Like using the snow to choose between a wolf and a dog, some models are using shortcuts to make predictions.
“While these shortcuts can help them make predictions that [seem more] accurate, like with the data you trained it on, it may not necessarily have learned the true essence of what the underlying biology is,” Koo said.
By learning the essence of the underlying biology, the predictions become more reliable, which means that the neural networks will be making predictions for the right reason.
The exponential activation is a noise suppressor, allowing the artificial intelligence program to focus on the biological signal.
The data Koo trains the program on come from ENCODE, which is the ENCyclopedia Of DNA Elements.
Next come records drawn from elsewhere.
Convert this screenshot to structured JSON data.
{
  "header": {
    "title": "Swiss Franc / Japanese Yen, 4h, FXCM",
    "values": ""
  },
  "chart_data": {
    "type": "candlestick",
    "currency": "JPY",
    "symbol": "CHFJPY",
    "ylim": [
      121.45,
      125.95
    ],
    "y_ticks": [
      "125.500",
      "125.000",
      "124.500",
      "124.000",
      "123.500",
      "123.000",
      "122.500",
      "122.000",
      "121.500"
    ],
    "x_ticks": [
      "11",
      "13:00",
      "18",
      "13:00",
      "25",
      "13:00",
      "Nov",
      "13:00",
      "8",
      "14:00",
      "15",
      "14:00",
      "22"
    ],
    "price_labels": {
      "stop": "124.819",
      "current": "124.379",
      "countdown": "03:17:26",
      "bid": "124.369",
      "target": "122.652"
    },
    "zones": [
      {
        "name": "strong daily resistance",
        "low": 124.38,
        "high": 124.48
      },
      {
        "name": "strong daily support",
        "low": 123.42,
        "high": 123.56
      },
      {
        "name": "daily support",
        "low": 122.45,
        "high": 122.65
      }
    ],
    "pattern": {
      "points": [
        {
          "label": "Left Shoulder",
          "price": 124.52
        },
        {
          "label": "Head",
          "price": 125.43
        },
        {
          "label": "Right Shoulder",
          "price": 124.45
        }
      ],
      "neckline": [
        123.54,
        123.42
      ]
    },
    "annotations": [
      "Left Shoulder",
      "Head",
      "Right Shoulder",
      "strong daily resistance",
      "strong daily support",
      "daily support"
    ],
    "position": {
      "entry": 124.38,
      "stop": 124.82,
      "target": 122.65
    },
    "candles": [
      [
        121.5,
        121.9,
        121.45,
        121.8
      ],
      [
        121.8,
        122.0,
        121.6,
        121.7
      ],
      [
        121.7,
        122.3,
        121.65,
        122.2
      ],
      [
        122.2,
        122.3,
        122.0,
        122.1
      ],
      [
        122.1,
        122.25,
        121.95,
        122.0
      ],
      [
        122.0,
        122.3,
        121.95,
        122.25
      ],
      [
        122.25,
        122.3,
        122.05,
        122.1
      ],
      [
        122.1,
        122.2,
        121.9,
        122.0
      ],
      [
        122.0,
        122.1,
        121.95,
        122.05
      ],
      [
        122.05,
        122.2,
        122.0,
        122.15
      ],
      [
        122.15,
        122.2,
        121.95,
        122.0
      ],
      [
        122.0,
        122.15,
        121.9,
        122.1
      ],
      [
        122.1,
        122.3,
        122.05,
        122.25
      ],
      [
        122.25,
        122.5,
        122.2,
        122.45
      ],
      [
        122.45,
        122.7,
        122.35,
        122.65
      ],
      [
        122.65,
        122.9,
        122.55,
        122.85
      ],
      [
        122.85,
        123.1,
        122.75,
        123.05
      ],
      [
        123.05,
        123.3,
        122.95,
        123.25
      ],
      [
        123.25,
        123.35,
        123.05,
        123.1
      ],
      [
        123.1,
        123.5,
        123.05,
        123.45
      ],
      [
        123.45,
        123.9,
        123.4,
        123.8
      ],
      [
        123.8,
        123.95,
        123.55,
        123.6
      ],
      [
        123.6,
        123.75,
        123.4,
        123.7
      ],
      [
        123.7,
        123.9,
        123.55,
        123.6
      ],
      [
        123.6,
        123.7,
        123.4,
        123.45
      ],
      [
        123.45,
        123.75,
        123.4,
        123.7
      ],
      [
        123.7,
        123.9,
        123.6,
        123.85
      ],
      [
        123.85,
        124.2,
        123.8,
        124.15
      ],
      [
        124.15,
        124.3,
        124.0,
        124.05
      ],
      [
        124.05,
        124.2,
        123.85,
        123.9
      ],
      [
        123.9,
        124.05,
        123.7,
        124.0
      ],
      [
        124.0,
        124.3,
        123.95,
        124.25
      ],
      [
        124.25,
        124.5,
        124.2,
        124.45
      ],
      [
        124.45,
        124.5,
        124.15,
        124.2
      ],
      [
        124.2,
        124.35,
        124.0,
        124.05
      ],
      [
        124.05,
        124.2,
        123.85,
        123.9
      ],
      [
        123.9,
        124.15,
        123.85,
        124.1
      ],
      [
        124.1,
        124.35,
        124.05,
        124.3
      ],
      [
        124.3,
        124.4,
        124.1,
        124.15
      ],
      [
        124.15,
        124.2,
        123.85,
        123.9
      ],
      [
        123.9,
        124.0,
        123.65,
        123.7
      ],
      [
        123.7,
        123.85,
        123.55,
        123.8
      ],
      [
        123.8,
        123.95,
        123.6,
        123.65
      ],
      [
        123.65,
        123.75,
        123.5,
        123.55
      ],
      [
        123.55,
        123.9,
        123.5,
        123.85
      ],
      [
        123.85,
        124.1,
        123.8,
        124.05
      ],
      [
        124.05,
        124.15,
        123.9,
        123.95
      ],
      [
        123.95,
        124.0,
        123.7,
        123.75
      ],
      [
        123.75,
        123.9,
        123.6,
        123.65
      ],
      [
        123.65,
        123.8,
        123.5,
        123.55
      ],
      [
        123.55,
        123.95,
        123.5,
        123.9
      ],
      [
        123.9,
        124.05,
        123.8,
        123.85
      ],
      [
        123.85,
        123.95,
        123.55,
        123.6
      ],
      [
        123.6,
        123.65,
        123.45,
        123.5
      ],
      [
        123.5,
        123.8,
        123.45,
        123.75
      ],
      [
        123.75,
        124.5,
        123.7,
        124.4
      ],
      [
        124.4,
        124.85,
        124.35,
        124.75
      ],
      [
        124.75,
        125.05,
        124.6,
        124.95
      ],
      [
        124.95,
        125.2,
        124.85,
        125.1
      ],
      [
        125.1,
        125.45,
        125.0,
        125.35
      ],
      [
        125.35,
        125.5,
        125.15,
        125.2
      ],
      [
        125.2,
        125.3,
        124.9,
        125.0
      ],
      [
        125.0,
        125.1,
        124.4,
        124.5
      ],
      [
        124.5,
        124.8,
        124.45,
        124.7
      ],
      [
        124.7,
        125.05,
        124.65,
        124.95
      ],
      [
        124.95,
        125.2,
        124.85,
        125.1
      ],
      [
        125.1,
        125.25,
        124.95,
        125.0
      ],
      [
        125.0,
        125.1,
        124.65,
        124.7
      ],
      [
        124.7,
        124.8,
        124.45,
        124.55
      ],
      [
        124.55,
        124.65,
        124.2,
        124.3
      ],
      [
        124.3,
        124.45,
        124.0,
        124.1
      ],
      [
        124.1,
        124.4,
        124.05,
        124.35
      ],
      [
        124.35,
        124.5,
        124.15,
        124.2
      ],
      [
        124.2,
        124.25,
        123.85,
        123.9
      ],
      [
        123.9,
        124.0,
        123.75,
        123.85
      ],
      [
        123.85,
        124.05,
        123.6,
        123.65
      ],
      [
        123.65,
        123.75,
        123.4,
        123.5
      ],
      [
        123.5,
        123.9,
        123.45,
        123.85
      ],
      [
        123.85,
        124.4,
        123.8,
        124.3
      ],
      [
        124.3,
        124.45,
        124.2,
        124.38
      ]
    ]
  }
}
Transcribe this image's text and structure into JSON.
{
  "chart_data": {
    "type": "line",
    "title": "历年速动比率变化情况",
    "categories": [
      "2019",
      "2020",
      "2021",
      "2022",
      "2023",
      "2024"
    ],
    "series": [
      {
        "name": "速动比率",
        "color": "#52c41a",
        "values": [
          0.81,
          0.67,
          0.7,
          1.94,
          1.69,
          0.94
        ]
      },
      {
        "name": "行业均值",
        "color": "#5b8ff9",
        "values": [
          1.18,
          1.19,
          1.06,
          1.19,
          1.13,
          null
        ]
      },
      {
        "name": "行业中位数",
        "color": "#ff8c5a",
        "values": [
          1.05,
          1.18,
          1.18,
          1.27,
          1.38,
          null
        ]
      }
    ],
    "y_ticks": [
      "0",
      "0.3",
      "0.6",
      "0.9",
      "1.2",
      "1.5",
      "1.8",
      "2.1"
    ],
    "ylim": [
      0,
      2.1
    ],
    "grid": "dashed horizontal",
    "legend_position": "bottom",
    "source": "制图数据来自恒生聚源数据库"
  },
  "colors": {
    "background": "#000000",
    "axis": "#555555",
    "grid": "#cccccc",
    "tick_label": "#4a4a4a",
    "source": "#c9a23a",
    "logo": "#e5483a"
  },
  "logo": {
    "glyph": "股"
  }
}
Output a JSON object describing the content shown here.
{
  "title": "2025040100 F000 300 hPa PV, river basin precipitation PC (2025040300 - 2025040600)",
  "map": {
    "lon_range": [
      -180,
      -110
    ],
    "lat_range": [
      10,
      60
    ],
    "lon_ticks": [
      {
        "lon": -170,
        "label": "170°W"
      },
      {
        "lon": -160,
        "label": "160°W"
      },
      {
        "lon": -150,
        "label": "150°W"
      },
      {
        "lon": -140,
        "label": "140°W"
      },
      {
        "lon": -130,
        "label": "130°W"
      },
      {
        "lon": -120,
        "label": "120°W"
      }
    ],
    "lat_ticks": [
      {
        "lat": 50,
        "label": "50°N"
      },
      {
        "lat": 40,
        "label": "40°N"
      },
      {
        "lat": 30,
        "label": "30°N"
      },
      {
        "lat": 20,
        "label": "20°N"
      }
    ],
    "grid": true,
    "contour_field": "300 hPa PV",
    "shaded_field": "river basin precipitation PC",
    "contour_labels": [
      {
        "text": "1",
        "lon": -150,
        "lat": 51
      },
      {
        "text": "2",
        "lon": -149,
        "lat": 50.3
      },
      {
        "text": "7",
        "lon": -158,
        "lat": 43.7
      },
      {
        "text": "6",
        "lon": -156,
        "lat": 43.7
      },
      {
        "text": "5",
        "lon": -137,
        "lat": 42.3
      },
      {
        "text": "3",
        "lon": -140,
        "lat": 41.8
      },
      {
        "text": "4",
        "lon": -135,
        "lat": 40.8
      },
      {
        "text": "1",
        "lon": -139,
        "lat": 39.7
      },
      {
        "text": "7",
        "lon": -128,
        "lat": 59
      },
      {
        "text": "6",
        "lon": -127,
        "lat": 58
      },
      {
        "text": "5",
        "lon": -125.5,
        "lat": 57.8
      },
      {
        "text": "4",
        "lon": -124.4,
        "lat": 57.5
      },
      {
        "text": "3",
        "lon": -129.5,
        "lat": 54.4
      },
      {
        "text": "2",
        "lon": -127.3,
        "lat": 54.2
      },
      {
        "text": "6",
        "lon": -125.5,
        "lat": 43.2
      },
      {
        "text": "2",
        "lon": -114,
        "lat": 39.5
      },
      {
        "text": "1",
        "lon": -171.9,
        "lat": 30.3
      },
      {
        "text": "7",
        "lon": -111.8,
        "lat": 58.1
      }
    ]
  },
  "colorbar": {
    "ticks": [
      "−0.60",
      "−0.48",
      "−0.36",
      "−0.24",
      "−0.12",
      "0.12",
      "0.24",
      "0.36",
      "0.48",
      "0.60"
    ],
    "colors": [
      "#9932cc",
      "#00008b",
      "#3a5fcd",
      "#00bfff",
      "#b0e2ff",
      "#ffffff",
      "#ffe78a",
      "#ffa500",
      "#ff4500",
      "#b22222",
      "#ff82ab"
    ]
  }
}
“In my lab, we want to use these deep neural networks on cancer,” Koo said. “This is one of the major goals of my lab’s research at the early stages: to develop methods to interpret these things to trust their predictions so we can apply them in a cancer setting.”
At this point, the work he’s doing is more theoretical than practical.
“We’re still looking at developing further tools to help us interpret these networks down the road so there are additional ways we can perform quality control checks,” he said.
Koo feels well-supported by others who want to understand what these networks are learning and why they are making a prediction.
From here, Koo would like to move to the next stage of looking into specific human diseases, such as breast cancer and autism spectrum disorder, using techniques his lab has developed.
He hopes to link disease-associated variance with a molecular function, which can help understand the disease and provide potential therapeutic targets.
While he’s not a doctor and doesn’t conduct clinical experiments, Koo hopes his impact will involve enabling more trustworthy and useful artificial intelligence programs.
Artificial intelligence is “becoming bigger and it’s undoubtedly impactful already,” he said. “Moving forward, we want to have transparent artificial intelligence we can trust. That’s what my research is working towards.”
He hopes the methods he develops in making the models for artificial intelligence more interpretable and trustworthy will help doctors learn more about diseases.
Koo has increased the size and scope of his lab amid the pandemic. He current has eight people in his lab who are postdoctoral students, graduate students, undergraduates and a master’s candidate.
Some people in his lab have never met in person, Koo said. “I am definitely looking forward to a normal life.”